You Should See Me in a Crown
Becky Albertalli meets Jenny Han in a smart, hilarious, black girl magic, own-voices rom-com by a staggeringly talented new writer.
“Here is the novel that will restore your faith in humanity in spades. In Campbell, Indiana, being crowned prom royalty is the ultimate recognition. And this year Liz Lighty needs to win that crown because it happens to be attached to an academic scholarship she desperately needs. The cards are stacked against her: she struggles with anxiety, poverty and grief, all while being queer and Black in a staunchly traditional white culture. Alaska Jackson's narration infuses these fresh voices with nuance and vitality. Liz Lighty's journey to finding her voice and claiming her power in a midwestern town that has historically never made space for 'outliers' is a jubilant one that we are so lucky take alongside her.”Jane, Bear Pond Books
“I am a puddle of happy tears. If you're looking for Black joy, queer joy, this one's a must read. Cute and fun and real, Leah Johnson has written one for the underdogs, about rewriting the rules and getting to be yourself. I devoured it. I wish I'd slowed down. I loved Liz. I loved Mack.
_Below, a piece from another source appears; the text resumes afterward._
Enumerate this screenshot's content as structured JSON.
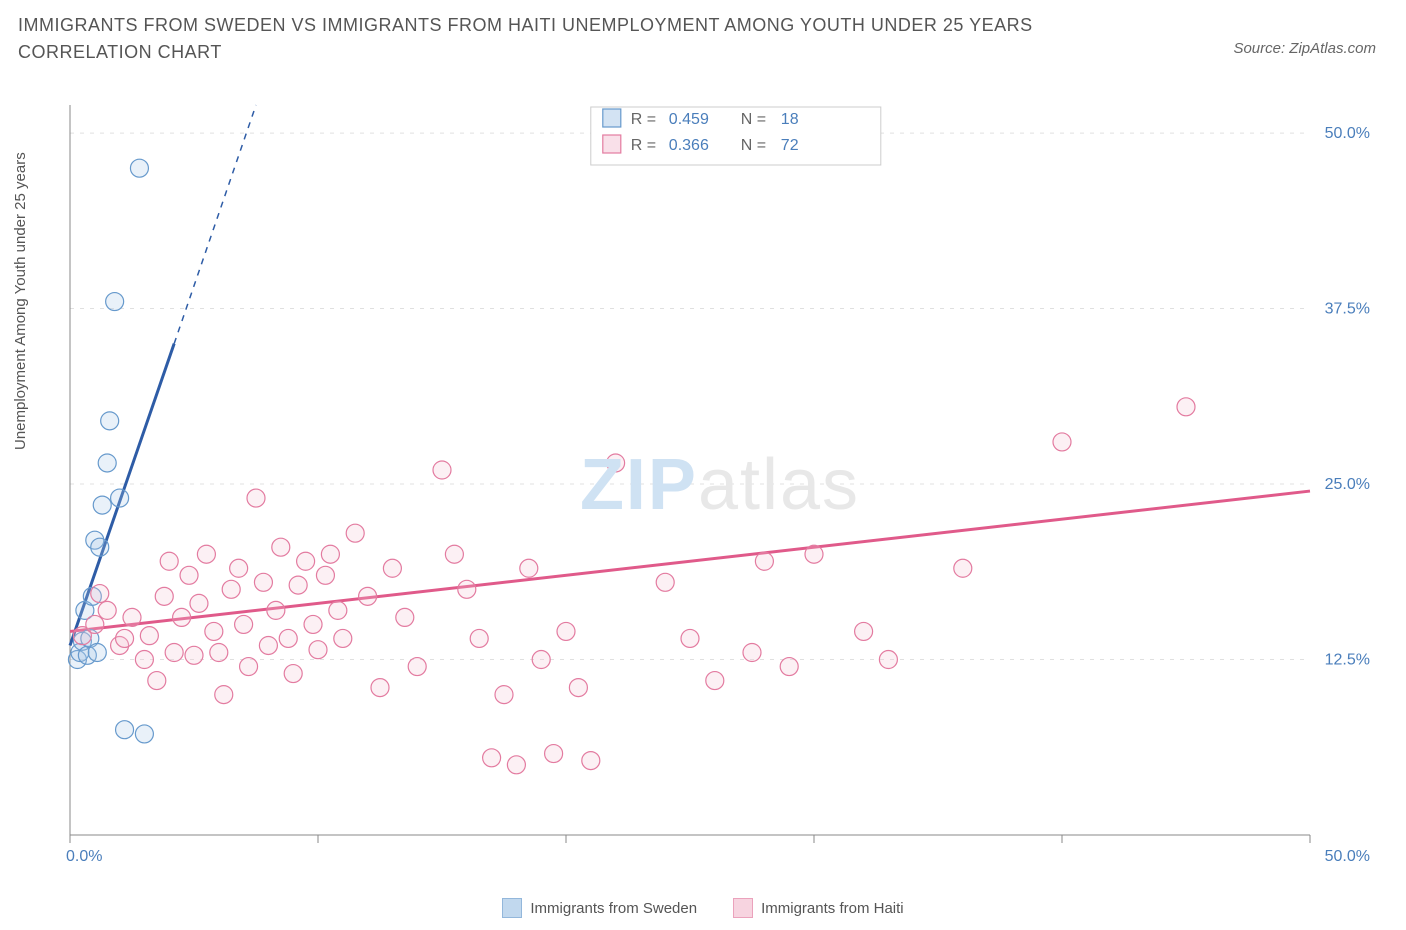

And I'd love a sequel please.”Britt, Second Star to the Right
“You Should See Me in a Crown is a quintessential prom story with some twists—namely that the protagonist is a queer Black girl. Liz Lighty dreams of following in her late mother’s footsteps and attending Pennington. But she can’t go to college without financial aid, and the music scholarship she was counting on fell through. She has no other choice but to run for prom queen in the tiny Midwestern town where she’s never fit in, fighting for the cash prize like her future depends on it. Campaign sabotage eventually forces her to stand up for herself and her values, because fairytales aren’t just for white heteros. Read on for Black joy and queer romance!”Mary, Raven Book Store
“This book was adorable. Liz is a badass Black, queer female who should be an inspiration to all teens. The way that she navigates her identity is beautiful and, at times, heartbreaking.”Tara, Old Firehouse Books
Liz Lighty has always believed she’s too black, too poor, too awkward to shine in her small, rich, prom-obsessed midwestern town. But it’s okay—Liz has a plan that will get her out of Campbell, Indiana, forever: attend the uber-elite Pennington College, play in their world-famous orchestra, and become a doctor.
But when the financial aid she was counting on unexpectedly falls through, Liz’s plans come crashing down...until she’s reminded of her school’s scholarship for prom king and queen. There’s nothing Liz wants to do less than endure a gauntlet of social media trolls, catty competitors, and humiliating public events, but despite her devastating fear of the spotlight she’s willing to do whatever it takes to get to Pennington. The only thing that makes it halfway bearable is the new girl in school, Mack. She’s smart, funny, and just as much of an outsider as Liz. But Mack is also in the running for queen. Will falling for the competition keep Liz from her dreams...or make them come true?